Excited and Calm
- Scratch101
- Feb 9, 2020
- 4 min read
Updated: Feb 20, 2020

I’m at risk of turning into a diving bore. If I haven’t already. And I’m sorry, but not really. Because it’s become such a big part of this journey. So much so that now, when I think about where I might travel to next, it’s always with diving in mind. Whether I will be able to, or whether I won’t. It’s always the thought. I’m learning so much. Not only about SCUBA and the world under water, but also about me. It’s a magnifier of sorts.
Yesterday, I dived the USAT Liberty Wreck in Tulamben, Bali. I’ve heard it called a bucket-list dive. My dive guide, Kadek, briefed me on its history and told me that the USAT Liberty was a 130 metre-long US Army cargo ship, built in 1918. On January 11th 1942, she was travelling from Australia to the Philippines carrying a cargo of railway parts and rubber when she was torpedoed in the Lombok Strait by a Japanese submarine. An attempt was made to tow her to Singaraja on the northern coast of Bali but on the way she began to sink. So they beached her at Tulamben where her cargo and fittings were salvaged. She stayed on the beach until 1963 when earth tremors caused by the eruption of Mount Agung caused her to slip into the sea.
Just a little way along the shore from the ship wreck is the Tulamben Wall dive site, also known as the Drop Off. I dived there too. The Drop Off descends to 100 metres and was created by the lava flow from the same 1963 Mount Agung eruption. When you swim over the top of the wall and look down into the deep and out into the blue, it feels like you’re flying. It’s thrilling. Kadek laughed at how fast I went through my air which is not really a problem in itself, but of course consuming your air quickly means your time under water is shortened. He says I need to relax but I’m not quite sure how to. There must be a trick to being excited and calm all at the same time.
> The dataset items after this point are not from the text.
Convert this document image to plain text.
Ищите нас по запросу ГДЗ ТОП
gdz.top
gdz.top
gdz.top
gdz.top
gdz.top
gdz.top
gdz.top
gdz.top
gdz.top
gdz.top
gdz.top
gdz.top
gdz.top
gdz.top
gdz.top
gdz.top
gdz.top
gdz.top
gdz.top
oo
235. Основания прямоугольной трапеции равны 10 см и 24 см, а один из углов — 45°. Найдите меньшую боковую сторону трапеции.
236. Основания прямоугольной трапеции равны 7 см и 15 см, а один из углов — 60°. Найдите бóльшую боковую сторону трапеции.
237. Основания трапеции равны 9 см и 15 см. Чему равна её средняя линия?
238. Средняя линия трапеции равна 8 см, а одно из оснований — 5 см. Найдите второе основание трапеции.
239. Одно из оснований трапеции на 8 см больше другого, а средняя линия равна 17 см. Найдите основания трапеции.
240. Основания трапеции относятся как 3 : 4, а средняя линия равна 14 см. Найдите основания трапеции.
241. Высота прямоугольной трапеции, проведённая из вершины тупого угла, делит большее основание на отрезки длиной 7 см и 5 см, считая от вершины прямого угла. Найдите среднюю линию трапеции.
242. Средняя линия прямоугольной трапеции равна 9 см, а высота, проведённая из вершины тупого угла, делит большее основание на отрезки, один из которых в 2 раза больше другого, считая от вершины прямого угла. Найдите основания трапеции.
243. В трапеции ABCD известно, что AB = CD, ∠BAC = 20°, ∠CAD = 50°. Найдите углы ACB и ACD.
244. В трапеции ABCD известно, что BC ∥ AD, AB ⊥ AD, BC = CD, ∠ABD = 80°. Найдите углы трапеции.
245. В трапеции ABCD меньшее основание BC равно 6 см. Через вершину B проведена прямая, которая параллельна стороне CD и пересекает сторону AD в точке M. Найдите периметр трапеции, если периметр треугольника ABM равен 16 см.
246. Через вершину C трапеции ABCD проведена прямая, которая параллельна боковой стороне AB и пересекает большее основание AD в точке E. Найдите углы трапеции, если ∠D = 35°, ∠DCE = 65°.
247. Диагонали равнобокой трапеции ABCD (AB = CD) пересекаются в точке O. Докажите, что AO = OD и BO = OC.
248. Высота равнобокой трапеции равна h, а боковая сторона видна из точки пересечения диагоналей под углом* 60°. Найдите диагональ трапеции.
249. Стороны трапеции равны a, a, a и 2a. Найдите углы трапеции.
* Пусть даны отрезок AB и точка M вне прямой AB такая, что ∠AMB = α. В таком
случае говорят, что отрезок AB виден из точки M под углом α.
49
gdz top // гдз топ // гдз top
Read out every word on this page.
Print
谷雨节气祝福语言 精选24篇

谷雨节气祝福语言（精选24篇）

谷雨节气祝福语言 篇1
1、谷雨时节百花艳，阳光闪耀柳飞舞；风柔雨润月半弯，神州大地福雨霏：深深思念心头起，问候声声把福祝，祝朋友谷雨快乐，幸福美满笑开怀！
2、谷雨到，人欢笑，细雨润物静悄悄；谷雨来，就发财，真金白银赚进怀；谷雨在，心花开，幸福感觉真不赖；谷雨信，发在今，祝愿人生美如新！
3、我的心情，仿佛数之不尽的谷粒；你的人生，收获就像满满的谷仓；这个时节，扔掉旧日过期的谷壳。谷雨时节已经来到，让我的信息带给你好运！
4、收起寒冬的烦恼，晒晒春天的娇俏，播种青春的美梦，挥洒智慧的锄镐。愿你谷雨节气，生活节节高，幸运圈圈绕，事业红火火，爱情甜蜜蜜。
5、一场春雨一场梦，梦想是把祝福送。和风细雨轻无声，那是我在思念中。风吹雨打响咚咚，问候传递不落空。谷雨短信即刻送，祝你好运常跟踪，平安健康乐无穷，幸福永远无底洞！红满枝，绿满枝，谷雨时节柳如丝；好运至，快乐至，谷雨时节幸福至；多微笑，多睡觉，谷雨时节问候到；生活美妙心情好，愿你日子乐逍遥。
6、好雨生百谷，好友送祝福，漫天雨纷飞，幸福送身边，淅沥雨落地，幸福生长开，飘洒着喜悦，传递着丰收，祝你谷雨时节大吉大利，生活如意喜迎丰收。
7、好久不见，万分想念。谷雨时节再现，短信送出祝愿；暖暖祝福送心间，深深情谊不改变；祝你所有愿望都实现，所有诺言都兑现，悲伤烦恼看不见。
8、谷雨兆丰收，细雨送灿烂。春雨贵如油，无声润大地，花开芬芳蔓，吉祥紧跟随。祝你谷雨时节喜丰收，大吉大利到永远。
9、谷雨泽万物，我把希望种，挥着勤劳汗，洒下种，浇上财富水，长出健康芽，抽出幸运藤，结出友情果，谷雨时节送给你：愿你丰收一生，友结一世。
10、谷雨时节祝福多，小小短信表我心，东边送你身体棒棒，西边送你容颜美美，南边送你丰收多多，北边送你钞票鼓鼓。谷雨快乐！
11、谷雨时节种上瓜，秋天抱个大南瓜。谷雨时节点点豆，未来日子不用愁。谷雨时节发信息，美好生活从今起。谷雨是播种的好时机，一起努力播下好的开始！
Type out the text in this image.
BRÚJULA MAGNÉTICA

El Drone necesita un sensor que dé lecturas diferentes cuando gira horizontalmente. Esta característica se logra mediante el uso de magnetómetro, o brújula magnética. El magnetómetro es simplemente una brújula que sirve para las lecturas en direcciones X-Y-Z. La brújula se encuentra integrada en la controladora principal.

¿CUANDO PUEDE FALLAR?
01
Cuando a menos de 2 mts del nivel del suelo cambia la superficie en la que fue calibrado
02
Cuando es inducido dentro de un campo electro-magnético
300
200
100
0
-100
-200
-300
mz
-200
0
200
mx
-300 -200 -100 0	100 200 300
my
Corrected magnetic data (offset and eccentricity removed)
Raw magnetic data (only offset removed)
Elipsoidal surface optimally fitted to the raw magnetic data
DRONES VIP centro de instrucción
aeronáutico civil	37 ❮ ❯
Since writing those first two paragraphs, I’ve dived the Liberty Wreck again. This time at night. And again with Kadek. I’ve done night dives before and they do make me nervous, but there is also something so special about diving in the dark by the light of a torch. The colours of both fish and corals become so much more vivid and a whole other world of sea life appears. So I was excited too but wondered how quickly I’d get through my air this time.
On the drive to Tulamben, just before sunset, I told Kadek I was nervous. He smiled but didn’t take his eyes off the road. He said I’d be fine once I was below the surface. And left it at that. Kadek has dived that wreck a million times and it was clear how much he enjoyed showing me around his home from home. He guided me through, pointing out its treasures along the way. He knew exactly where to find the Flashlight fish and we switched off our torches and hung for a while to watch the lights under their eyes pulsing in the dark. It was mesmerising and I couldn’t stop smiling. And then there were the Humphead Parrot fish which are really like nothing I’ve ever seen. Or even imagined. They were positively enormous, up to 1.5 metres long, and we stopped and watched them as they chomped their way through the corals on the ship’s hull. They’re a strange thing these ship wrecks. Ghosts of the past full of life in the present.
As we swam up to shallow waters on our ascent, Kadek motioned for me to switch off my torch again so we could see the bioluminescent plankton in the water. We became children. Sweeping our arms through the water and laughing through our regulators. We surfaced still laughing. And looking up at the almost full moon and the stars of Orion made me laugh even more. It had been such a peaceful and beautiful dive. So calm and so easy. Time seemed to stand still. Through his laughter, Kadek told me that we had been down for just over an hour. Which by anyone’s standards is a good dive.
So, of course, I’ve thought about this and wondered why I was able to dive for a whole 17 minutes longer on the night dive than I’d been able to on the same dive site during the day. And think it must be at least something about the over-stimulated child in me that I mentioned before. On a night dive your attention is focussed and you can only see properly what’s in your torch-beam. Or the beam of your buddy. It’s like wearing blinkers. It was also my third dive with Kadek and despite having dived with some incredible teachers, this man is clearly part fish. And by not entertaining my worries, he calmed me. Just like Pod in Koh Tao, he knew it would be okay. He knew I would be okay. So all it takes now is for me to know I’ll be okay. It’s an old story of mine but finally, just maybe, I’m getting there.
My forever friend and I are now on a small island called Gili Air just 40km off the east coast of Bali. There are no cars on the island and people get around on push-bikes or in small horse-drawn carts. The volcanoes and jungles of Lombok can be seen from South Beach where we are staying. Of course I’ve been diving some more and practising being excited and calm. Yesterday, I managed a whole 64 minutes. And I saw my first reef shark.
We’re leaving tomorrow on a boat bound for Bali before flying to Brisbane. And the rains have arrived. There was a huge electrical storm last night and today has continued to be grey and stormy. But perhaps my pattern of leaving somewhere in the rain is about to be turned on its head. Byron Bay has been experiencing some very wet weather too and I’ve heard more storms are on the way. I’m due a change.